Uma investigação da Rádio Regional expõe como a venda da PressNordeste foi orquestrada à margem da lei, um passado de gestão duvidosa e um presente de (i)legalidade no gabinete de Isabel Ferreira.

Malhão e Isabel estão separados por um oceano político, mas é Afonso que os coloca no mesmo barco.

Por: Vítor Fernandes (Diretor de Informação)

Os protagonistas são bem conhecidos, Paulo Afonso e Eduardo Malhão, figuras centrais de um negócio que, desde o primeiro dia, parecia condenado ao fracasso. Mas o que nasce torto tarde ou nunca endireita. Os negócios de “Malhão & Afonso” estão agora sob o escrutínio das autoridades. No “olho do furacão” está a PressNordeste, empresa de comunicação social detentora de uma estação de rádio e de um jornal em Bragança, cuja venda, em agosto de 2025, expôs uma teia de irregularidades e um especial desprezo reiterado pela lei e autoridades reguladoras.

Fontes da Rádio Regional descrevem o negócio como um ato de “pressa ou desespero”, enquanto outras apontam inequivocamente para uma “agenda política”. A dupla “Malhão & Afonso”, que parece manter uma relação crónica e difícil com a lei, enfrenta agora, pela terceira vez, consequências que prometem ser devastadoras.

Mas o “escândalo” não termina na venda da empresa. Inesperadamente, em janeiro deste ano, Isabel Ferreira trouxe Paulo Afonso para a esfera pública, nomeando-o seu Chefe de Gabinete — ironicamente com a pasta da comunicação — uma decisão que os lesados de “Malhão & Afonso” classificam como o prémio a um “perfeito incompetente” nas palavras de quem questiona abertamente: “Onde está a meritocracia?“.

Durante quatro meses, a Rádio Regional conduziu uma discreta mas atenta investigação, reunindo factos, documentos e testemunhos que desmentem as narrativas que “Malhão & Afonso” venderam ao mundo e insistem em perpetuar.

O Motivo: “Tapar o sol com a peneira” à porta das eleições:

Recuamos a agosto de 2025. O clima era de pré-aquecimento para as eleições autárquicas.
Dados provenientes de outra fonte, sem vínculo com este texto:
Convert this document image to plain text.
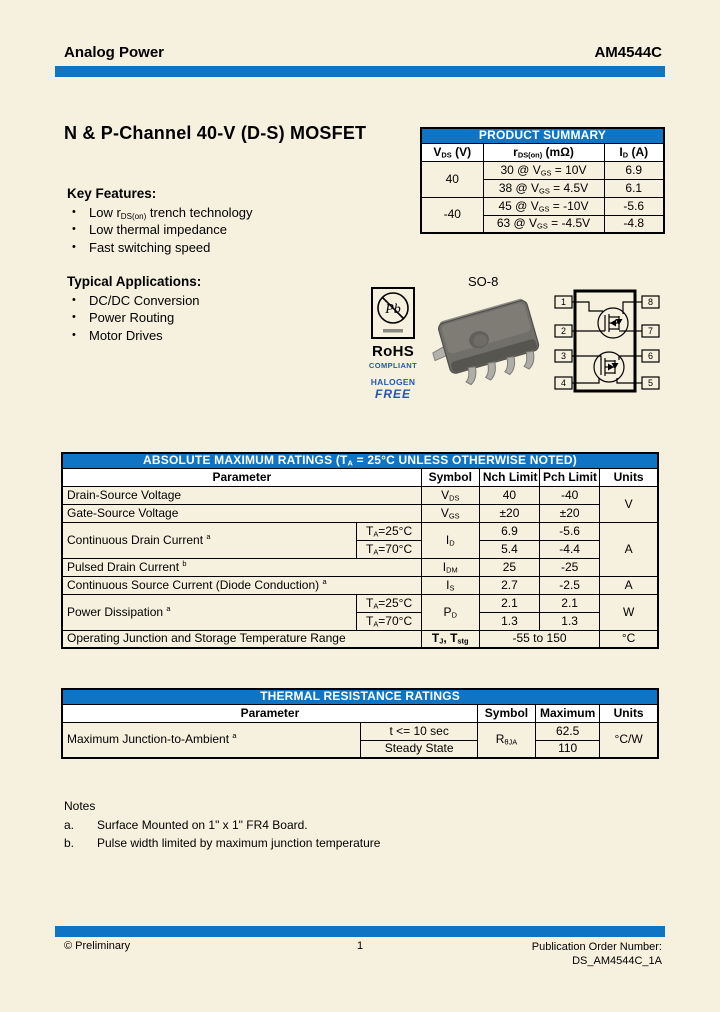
Analog Power	AM4544C
N & P-Channel 40-V (D-S) MOSFET
Key Features:
•	Low $r_{DS(on)}$ trench technology
•	Low thermal impedance
•	Fast switching speed
Typical Applications:
•	DC/DC Conversion
•	Power Routing
•	Motor Drives
PRODUCT SUMMARY		
$V_{DS}$ (V)	$r_{DS(on)}$ (mΩ)	$I_D$ (A)
40	30 @ $V_{GS} = 10V$	6.9
	38 @ $V_{GS} = 4.5V$	6.1
-40	45 @ $V_{GS} = -10V$	-5.6
	63 @ $V_{GS} = -4.5V$	-4.8
SO-8
Pb
RoHS
COMPLIANT
HALOGEN
FREE
1
2
3
4
8
7
6
5
ABSOLUTE MAXIMUM RATINGS ($T_A = 25^\circ C$ UNLESS OTHERWISE NOTED)					
Parameter		Symbol	Nch Limit	Pch Limit	Units
Drain-Source Voltage		$V_{DS}$	40	-40	V
Gate-Source Voltage		$V_{GS}$	±20	±20	
Continuous Drain Current $^a$	$T_A=25^\circ C$	$I_D$	6.9	-5.6	A
	$T_A=70^\circ C$		5.4	-4.4	
Pulsed Drain Current $^b$		$I_{DM}$	25	-25	
Continuous Source Current (Diode Conduction) $^a$		$I_S$	2.7	-2.5	A
Power Dissipation $^a$	$T_A=25^\circ C$	$P_D$	2.1	2.1	W
	$T_A=70^\circ C$		1.3	1.3	
Operating Junction and Storage Temperature Range		$T_J$, $T_{stg}$	-55 to 150		°C
THERMAL RESISTANCE RATINGS				
Parameter		Symbol	Maximum	Units
Maximum Junction-to-Ambient $^a$	t <= 10 sec	$R_{\theta JA}$	62.5	°C/W
	Steady State		110	
Notes
a.	Surface Mounted on 1" x 1" FR4 Board.
b.	Pulse width limited by maximum junction temperature
© Preliminary	1	Publication Order Number:
DS_AM4544C_1A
Paulo Xavier e Eduardo Malhão, seguros de uma vitória antecipada, precisavam de limpar a casa. Seria politicamente embaraçoso — e legalmente questionável — que o futuro Presidente da Assembleia Municipal (o próprio e seus familiares) detivesse o controlo maioritário da PressNordeste, um grupo de média amplamente conhecido pela lealdade à “cor do patrão”.

Não foi preciso esperar muito e o resultado foi cruel. Isabel Ferreira acaba por fazer xaque-mate às “certezas” de Xavier. Já Malhão acabou por “roubar” a cadeira que Jorge Novo conquistou nas urnas. Como seria de esperar, Malhão acabou por ser eleito na secretaria com ajuda preciosa das Freguesias.
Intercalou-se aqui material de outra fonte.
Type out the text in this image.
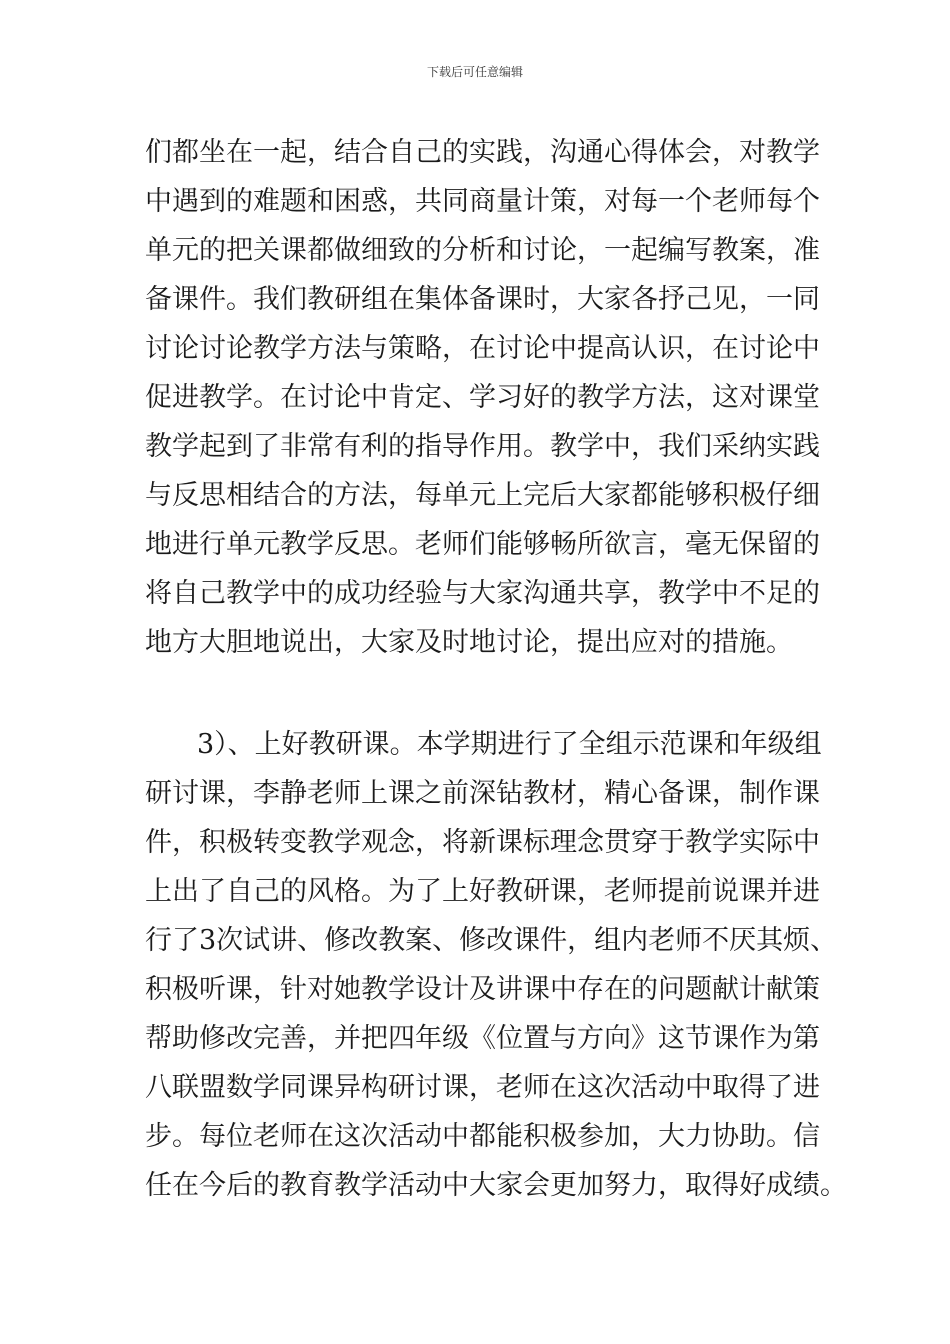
下载后可任意编辑
们都坐在一起，结合自己的实践，沟通心得体会，对教学
中遇到的难题和困惑，共同商量计策，对每一个老师每个
单元的把关课都做细致的分析和讨论，一起编写教案，准
备课件。我们教研组在集体备课时，大家各抒己见，一同
讨论讨论教学方法与策略，在讨论中提高认识，在讨论中
促进教学。在讨论中肯定、学习好的教学方法，这对课堂
教学起到了非常有利的指导作用。教学中，我们采纳实践
与反思相结合的方法，每单元上完后大家都能够积极仔细
地进行单元教学反思。老师们能够畅所欲言，毫无保留的
将自己教学中的成功经验与大家沟通共享，教学中不足的
地方大胆地说出，大家及时地讨论，提出应对的措施。
3）、上好教研课。本学期进行了全组示范课和年级组
研讨课，李静老师上课之前深钻教材，精心备课，制作课
件，积极转变教学观念，将新课标理念贯穿于教学实际中
上出了自己的风格。为了上好教研课，老师提前说课并进
行了3次试讲、修改教案、修改课件，组内老师不厌其烦、
积极听课，针对她教学设计及讲课中存在的问题献计献策
帮助修改完善，并把四年级《位置与方向》这节课作为第
八联盟数学同课异构研讨课，老师在这次活动中取得了进
步。每位老师在这次活动中都能积极参加，大力协助。信
任在今后的教育教学活动中大家会更加努力，取得好成绩。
A prioridade: “Despachar” a PressNordeste:

Juntou-se o útil ao agradável. Um alegado intermediário, ou “facilitador de negócios”, tratou da operação no timing perfeito do calendário eleitoral. A pressa foi tanta que compradores e vendedores só se conheceram no momento da verdade, da assinatura das escrituras públicas.

“Não conhecia o Malhão nem o Paulo Afonso, falei com eles apenas no dia da escritura”, revelou à Rádio Regional Emílio Neves, o novo proprietário da PressNordeste, confirmando a atipicidade deste negócio.
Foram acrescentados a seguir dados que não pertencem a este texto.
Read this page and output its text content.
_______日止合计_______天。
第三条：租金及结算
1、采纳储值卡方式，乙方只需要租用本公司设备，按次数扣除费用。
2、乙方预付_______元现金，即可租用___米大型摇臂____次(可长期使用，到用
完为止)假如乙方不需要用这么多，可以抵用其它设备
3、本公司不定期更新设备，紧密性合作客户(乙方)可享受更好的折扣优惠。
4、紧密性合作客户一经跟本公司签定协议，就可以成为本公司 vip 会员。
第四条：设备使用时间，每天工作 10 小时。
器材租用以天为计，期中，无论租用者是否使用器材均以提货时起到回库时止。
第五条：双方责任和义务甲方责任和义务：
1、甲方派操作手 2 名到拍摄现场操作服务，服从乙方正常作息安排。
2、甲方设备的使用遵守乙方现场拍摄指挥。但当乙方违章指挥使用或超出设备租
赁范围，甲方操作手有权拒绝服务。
O drible à Lei e a finta à ERC:

A Lei da Rádio (Lei 54/2010) é clara: a alteração de domínio de um operador de radiodifusão exige autorização prévia da Entidade Reguladora para a Comunicação Social (ERC). Em certos casos, a Autoridade da Concorrência (AdC) e a ANACOM também podem ser chamadas pronunciarem-se.

O princípio é simples: primeiro a autorização, depois o negócio.

Contudo, “Malhão & Afonso” fazem tábua rasa das “boas práticas” e dos procedimentos obrigatórios nos termos da Lei da Rádio.

“Os vendedores disseram-nos que estava tudo bem. Afinal, não estava. Confirmo que a ERC levantou processos, o nosso advogado está a tratar do assunto, mas estamos preocupados, muito preocupados”, admitiu Emílio Neves, sentindo-se defraudado com a situação.

Desde a data dos factos até hoje, a investigação da Rádio Regional confirmou junto da Unidade de Registos da ERC e do Portal da Transparência dos Média que não existe qualquer registo ou autorização para esta transação.

Mas a gravidade da situação escala quando se analisam os detalhes da “fuga para a frente”. Conscientes de que um processo legal de transferência poderia demorar seis meses a um ano — tempo que não tinham, com as eleições à porta — a solução encontrada foi a do costume: Enganar as Autoridades.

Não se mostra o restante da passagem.